ERMENİ KATLİAMININ KAN İZLERİ HALEN MİHRAPTA
Ulu Camii’nin başka bir tarihi geçmişinde de; 1918 yılında Ermeniler Kars’ın ileri gelen 280 insanını “anlaşma yapacağız” vaadiyle kandırıp yaktıkları gerçeği yatıyor. Diri diri yakılan insanların duvarlara sıçrayan kan ve yağlarının izi ise halen korunuyor. Mihrapta bile kan ve yakılan insanların yağlarının izi bulunuyor. Yine yakılan insanların kan ve yağ izlerinin bulunduğu duvarın orijinal iki taşı çerçeve içinde tutuluyor. Ermeni katliamının belgesi olan bu kalıntılar cami derneği tarafından korunuyor.
MEVLİD-İ ŞERİF OKUTULDU ŞEHİTLER İÇİN DUALAR EDİLDİ
Ulu Camii Dernek Başkanı, Türkiye Yardım Severler Derneği Kars İl Temsilcisi Yasin Aşkın Yıldırım öncülüğünde gerçekleşen ‘Ulu Camii Tanıklığında’ resim sergisinde; 1915-1918 yılları arasında Kars ve çevresindeki Ermeni katliamları ve bu katliamların ardından bıraktığı izler katılımcılara aktarıldı. Resim sergisinin gezilmesi ve Mevlid-i Şerifin okunmasından sonra cemaate şeker ve kolonya ikramında bulunuldu.

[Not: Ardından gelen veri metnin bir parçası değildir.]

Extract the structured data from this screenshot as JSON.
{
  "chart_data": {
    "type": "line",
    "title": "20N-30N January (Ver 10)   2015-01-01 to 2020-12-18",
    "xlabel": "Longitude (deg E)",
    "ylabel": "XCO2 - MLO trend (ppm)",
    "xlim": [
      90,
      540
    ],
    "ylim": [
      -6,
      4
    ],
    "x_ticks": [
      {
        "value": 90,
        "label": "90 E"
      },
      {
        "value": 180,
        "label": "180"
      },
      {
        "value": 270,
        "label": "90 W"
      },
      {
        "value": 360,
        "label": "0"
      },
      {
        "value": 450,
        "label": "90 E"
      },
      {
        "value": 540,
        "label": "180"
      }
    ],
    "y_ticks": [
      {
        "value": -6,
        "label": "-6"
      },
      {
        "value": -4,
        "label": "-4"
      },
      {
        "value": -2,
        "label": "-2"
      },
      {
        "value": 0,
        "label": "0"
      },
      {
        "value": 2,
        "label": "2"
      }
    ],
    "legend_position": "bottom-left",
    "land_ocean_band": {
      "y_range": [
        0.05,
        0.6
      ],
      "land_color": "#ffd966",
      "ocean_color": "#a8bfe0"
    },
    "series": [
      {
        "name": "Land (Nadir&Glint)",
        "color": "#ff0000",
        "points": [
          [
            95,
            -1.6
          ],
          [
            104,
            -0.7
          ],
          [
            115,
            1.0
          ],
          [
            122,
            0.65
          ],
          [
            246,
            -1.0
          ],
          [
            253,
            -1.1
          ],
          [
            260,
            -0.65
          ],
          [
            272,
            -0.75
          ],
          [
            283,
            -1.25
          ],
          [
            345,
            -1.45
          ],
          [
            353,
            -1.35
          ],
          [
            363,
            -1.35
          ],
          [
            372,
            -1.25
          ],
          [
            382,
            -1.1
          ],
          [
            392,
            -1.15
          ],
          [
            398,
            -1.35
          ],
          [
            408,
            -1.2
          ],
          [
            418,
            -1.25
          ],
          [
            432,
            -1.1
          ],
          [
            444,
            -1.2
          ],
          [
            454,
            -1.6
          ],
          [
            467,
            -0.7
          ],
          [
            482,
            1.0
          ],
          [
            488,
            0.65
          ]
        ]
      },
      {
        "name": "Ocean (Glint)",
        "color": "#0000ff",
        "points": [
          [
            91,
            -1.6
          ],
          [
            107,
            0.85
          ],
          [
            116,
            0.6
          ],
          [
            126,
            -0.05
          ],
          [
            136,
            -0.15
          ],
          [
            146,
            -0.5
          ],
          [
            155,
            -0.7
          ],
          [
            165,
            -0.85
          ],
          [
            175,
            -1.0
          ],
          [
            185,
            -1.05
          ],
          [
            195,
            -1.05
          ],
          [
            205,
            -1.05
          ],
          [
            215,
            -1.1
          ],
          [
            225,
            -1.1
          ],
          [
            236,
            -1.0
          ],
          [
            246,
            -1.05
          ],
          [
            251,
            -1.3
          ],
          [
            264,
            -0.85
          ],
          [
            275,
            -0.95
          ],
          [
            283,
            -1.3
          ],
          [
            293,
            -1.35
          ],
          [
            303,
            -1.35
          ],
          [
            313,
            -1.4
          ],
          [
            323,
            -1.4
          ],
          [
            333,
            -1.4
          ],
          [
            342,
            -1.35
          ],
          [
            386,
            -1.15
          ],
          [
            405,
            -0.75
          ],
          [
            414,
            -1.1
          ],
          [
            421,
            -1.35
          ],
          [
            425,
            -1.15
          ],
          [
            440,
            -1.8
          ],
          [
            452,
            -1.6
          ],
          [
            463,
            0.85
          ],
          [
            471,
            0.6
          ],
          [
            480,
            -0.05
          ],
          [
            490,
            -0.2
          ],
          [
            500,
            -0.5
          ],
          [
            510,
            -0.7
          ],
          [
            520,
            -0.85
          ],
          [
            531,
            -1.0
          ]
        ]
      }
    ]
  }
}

Ulu Camii Dernek Başkanı, Türkiye Yardım Severler Derneği Kars İl Temsilcisi Yasin Aşkın Yıldırım, amaçlarının tarihin iyi bilinmesi olduğunu onun için de bu tür anma etkinlikleri düzenlediklerini söyledi. Yıldırım, “Her yıl gerçekleştirdiğimiz ruhlarına Fatihalar okuduğumuz şehitlerimiz için Mevlid-i şerif, Yasin-i şerif okumak için Ulu Camii’nin önünde toplandık. Burada maksadımız; her hangi bir devleti, milleti kötülemek değil. Yalnız gerçeklerin aydınlığa çıkması için çabalıyoruz. Onun mücadelesini yapıyoruz. Biliyorsunuz daha öncede Sayın Cumhurbaşkanımız tarihçilerden gelip Türkiye'deki arşivleri katliam yapıldığı yerdeki mevcut yerleri tespit edilmesini ve gerekenlerin yapılması için davet ettiler. Fakat hiç kimse gelmedi, bu davete uymadılar. Bizde Ermeni katliamının 102. yılında bu münasebetle ulu camide Mevlüd-i şerif ve Yasin-i şerif okutuyoruz. Allah inşallah kabul eder. Biz gerçeklerin aydınlatılması için hareket ediyoruz. Bunun için halkımızı davet ettik, sağolsunlar geldiler. Ben teşekkür ederim, sizlerin aracılığıyla bütün dünya ya duyurmak istedim” dedi.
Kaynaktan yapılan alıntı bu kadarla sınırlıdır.